Blickt man auf die Gründe, warum Mann und Frau in den Privatkonkurs schlittern, so ist dies bei Männern (32 %) deutlich häufiger einer ehemaligen Selbständigkeit geschuldet als bei Frauen (18 %). Die Überschätzung der eigenen wirtschaftlichen Leistungsfähigkeit trifft hingegen mehr Frauen (24 %) als Männer (20 %). Zudem fällt auf, dass mehr Frauen (8 %) infolge von Haftungsübernahmen in den Privatkonkurs geraten als Männer (2 %). Derartige Schulden resultieren zumeist aus Krediten, um etwa das gemeinsame Eigenheim zu finanzieren. „Viele Frauen unterschreiben Bürgschaften, obwohl sie oft keinen oder nur in sehr geringem Maße unmittelbaren Einfluss auf die Erfüllung des Kredites nehmen können. Kommt es in weiterer Folge zur Trennung, können viele Frauen ihren finanziellen Verpflichtungen nicht mehr nachkommen und müssen in den Privatkonkurs“, so Götze. 
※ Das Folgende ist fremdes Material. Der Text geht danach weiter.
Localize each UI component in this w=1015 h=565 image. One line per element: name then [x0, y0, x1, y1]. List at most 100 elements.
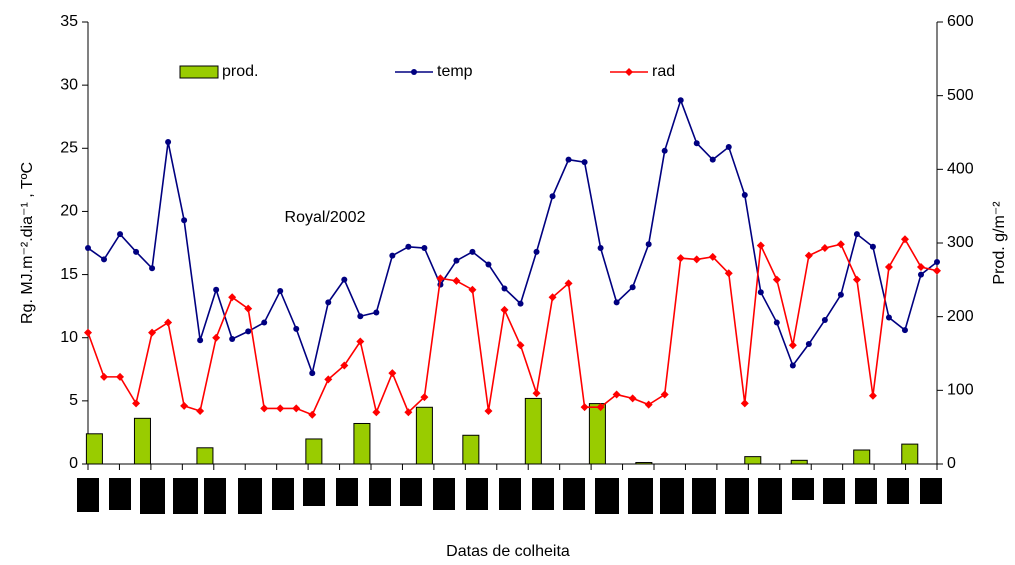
marker [165, 138, 172, 145]
marker [852, 275, 861, 284]
redaction [758, 478, 782, 514]
marker [325, 299, 332, 306]
marker [676, 254, 685, 263]
bar [196, 447, 214, 465]
legend-label: temp [437, 63, 473, 80]
marker [117, 231, 124, 238]
y2-tick-label: 400 [947, 161, 974, 178]
marker [933, 266, 941, 275]
marker [340, 361, 349, 370]
annotation: Royal/2002 [285, 209, 366, 226]
line [87, 97, 938, 376]
redaction [887, 478, 909, 504]
marker [789, 362, 796, 369]
legend-label: prod. [222, 63, 258, 80]
redaction [77, 478, 99, 512]
marker [292, 404, 301, 413]
marker [644, 400, 653, 409]
redaction [692, 478, 716, 514]
marker [501, 285, 508, 292]
redaction [238, 478, 262, 514]
marker [341, 276, 348, 283]
bar [901, 443, 919, 465]
marker [868, 391, 877, 400]
redaction [595, 478, 619, 514]
y2-tick-label: 600 [947, 13, 974, 30]
marker [228, 293, 237, 302]
marker [420, 393, 429, 402]
y2-tick-label: 100 [947, 382, 974, 399]
marker [277, 287, 284, 294]
redaction [433, 478, 455, 510]
marker [629, 284, 636, 291]
marker [308, 410, 317, 419]
marker [645, 241, 652, 248]
marker [773, 319, 780, 326]
marker [164, 318, 173, 327]
marker [548, 293, 557, 302]
marker [101, 256, 108, 263]
marker [885, 314, 892, 321]
y-tick-label: 0 [69, 455, 78, 472]
legend-marker [411, 69, 417, 75]
bar [790, 459, 808, 465]
marker [356, 337, 365, 346]
marker [180, 401, 189, 410]
marker [260, 404, 269, 413]
marker [725, 144, 732, 151]
marker [581, 159, 588, 166]
marker [276, 404, 285, 413]
marker [197, 337, 204, 344]
bar [415, 406, 433, 465]
marker [404, 408, 413, 417]
marker [549, 193, 556, 200]
marker [500, 305, 509, 314]
legend-swatch [179, 65, 219, 79]
marker [116, 372, 125, 381]
marker [372, 408, 381, 417]
marker [740, 399, 749, 408]
marker [596, 403, 605, 412]
y2-tick-label: 0 [947, 455, 956, 472]
y2-tick-label: 200 [947, 308, 974, 325]
marker [132, 399, 141, 408]
bar [635, 462, 653, 465]
marker [373, 309, 380, 316]
bar [588, 403, 606, 465]
marker [244, 304, 253, 313]
marker [389, 252, 396, 259]
marker [772, 275, 781, 284]
marker [532, 389, 541, 398]
redaction [499, 478, 521, 510]
marker [756, 241, 765, 250]
marker [468, 285, 477, 294]
marker [421, 245, 428, 252]
marker [85, 245, 91, 252]
redaction [336, 478, 358, 506]
redaction [466, 478, 488, 510]
redaction [792, 478, 814, 500]
marker [436, 274, 445, 283]
redaction [303, 478, 325, 506]
marker [196, 406, 205, 415]
marker [133, 248, 140, 255]
y-tick-label: 15 [60, 266, 78, 283]
marker [837, 291, 844, 298]
y2-tick-label: 300 [947, 234, 974, 251]
marker [357, 313, 364, 320]
marker [692, 255, 701, 264]
marker [628, 394, 637, 403]
marker [788, 341, 797, 350]
marker [517, 300, 524, 307]
marker [724, 269, 733, 278]
marker [821, 317, 828, 324]
marker [149, 265, 156, 272]
marker [565, 156, 572, 163]
marker [869, 243, 876, 250]
marker [388, 369, 397, 378]
marker [612, 390, 621, 399]
redaction [204, 478, 226, 514]
redaction [272, 478, 294, 510]
bar [133, 417, 151, 465]
marker [836, 240, 845, 249]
Ältere Generationen häufiger betroffen

Wie die KSV1870 Analyse auch zeigt, waren im Vorjahr die 41- bis 60-Jährigen am häufigsten von einem Privatkonkurs betroffen. Dieser Altersgruppe müssen 49 Prozent (2023: 46 %) aller Fälle zugeschrieben werden – mit durchschnittlichen Schulden in der Höhe von 130.000 Euro. Weitere 38 Prozent der Fälle betreffen die 25- bis 40-Jährigen (durchschnittliche Schulden: 82.000 Euro). Darüber hinaus sind der Altersgruppe der über-60-Jährigen (164.000 Euro) elf Prozent der über 8.800 eröffneten Schuldenregulierungsverfahren des Vorjahres zuzuschreiben. Die Zahl der unter-25-Jährigen im Privatkonkurs belief sich im vergangenen Jahr auf zwei Prozent. Bei den Jungen betrug das durchschnittliche Schuldenausmaß pro Schuldner 54.000 Euro, was insbesondere angesichts des frühen Zeitpunktes des Privatkonkurses einen nicht unerheblichen finanziellen Rucksack darstellt.   

Mehr Finanzbildung notwendig

„Immer wieder beobachten unsere Expertinnen und Experten bei Gericht, dass es den Betroffenen an Finanzbildung mangelt und die Folgen von Finanzierungen bzw. Schulden nicht erkannt werden“, so Mag. Ricardo-José Vybiral, MBA, CEO der KSV1870 Holding AG. Aus diesem Grund setzt sich der KSV1870 intensiv für eine bessere Finanzbildung in Österreich ein und unterstützt entsprechende Initiativen. Seit vielen Jahren halten KSV1870 Mitarbeiterinnen und Mitarbeiter Vorträge bzw. Workshops in Schulen und weiteren Bildungseinrichtungen. Darüber hinaus engagiert sich der Gläubigerschutzverband im Hochschulbereich, wenn es um die adäquate Ausbildung von zukünftigen Lehrkräften geht, die das erworbene Finanzwissen in die Schulen tragen sollen.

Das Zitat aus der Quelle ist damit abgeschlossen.